Contrary to the government’s…

Commentaire

Contrary to the government’s messaging, the main thrust of its amendments to the Planning Act – and the main thrust Bill 23 overall – is to legalize and provoke a massive acceleration of suburban sprawl
into wetlands, forests, farmland, and other areas on the rural outskirts of major population centres in Ontario’s most ecologically sensitive regions.
Over the past year, Ontario municipalities like Hamilton, Halton and and Waterloo have made extraordinary strides in protecting wildlife habitat and farmland and delivering the denser, walkable, lower-cost forms of housing in existing neighbourhoods, by adopting groundbreaking plans that would allocate all – or almost all – of their new homes and workplaces to existing neighbourhoods, built up areas, and their existing supply of unused designated greenfield area.
This Bill’s amendments to the section 23 of the Planning Act would allow the provincial government to directly impose sprawl on those municipalities, without any opportunity to accommodate demand for housing and workplaces in their own way.
Even more concerning is Bill 23's proposal to entirely eliminate coordinated regional planning in Ontario’s Golden Horseshoe. In Simcoe, Durham, Halton, Peel, Niagara and Waterloo and York Region, regional planning is meant to prevent “patchwork” sprawl that wastes construction resources and infrastructure, to enable regional governments to ensure that development can be serviced effectively, and to ensure that land isn’t wasted.
The Bill would remove the power of Regional governments to plan where new homes and workplaces go, and the densities at which they are built, to prevent the squandering of farmland and wildlife to habitat, and to ensure that new and existing communities can be serviced with public transit, water and other infrastructure.
The effect of Bill 23 will be a region-wide race to the bottom when it comes to land-use planning, with lower-tier municipalities that lack experienced land use planning staff pressured to expand settlement boundaries onto vital farmland and habitat, or into places where they can never be serviced effectively.
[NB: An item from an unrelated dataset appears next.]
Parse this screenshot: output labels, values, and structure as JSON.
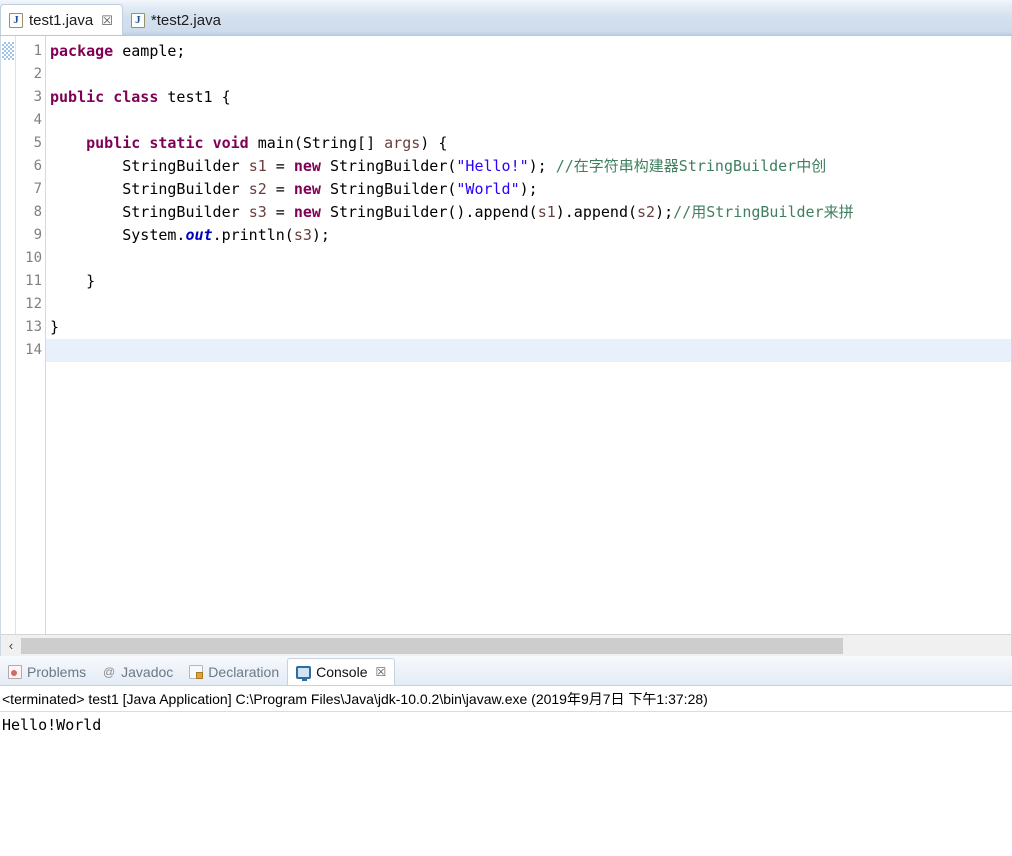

To address the threats caused by the climate crisis and biodiversity loss and to protect Ontario's critical agricultural land, the focus of legislation should be on limiting sprawl, encouraging development within urban boundaries and creating complete healthy communities on already serviced land that can be served by public transit. This has been the intent of regional planning. It should absolutely be permitted to proceed.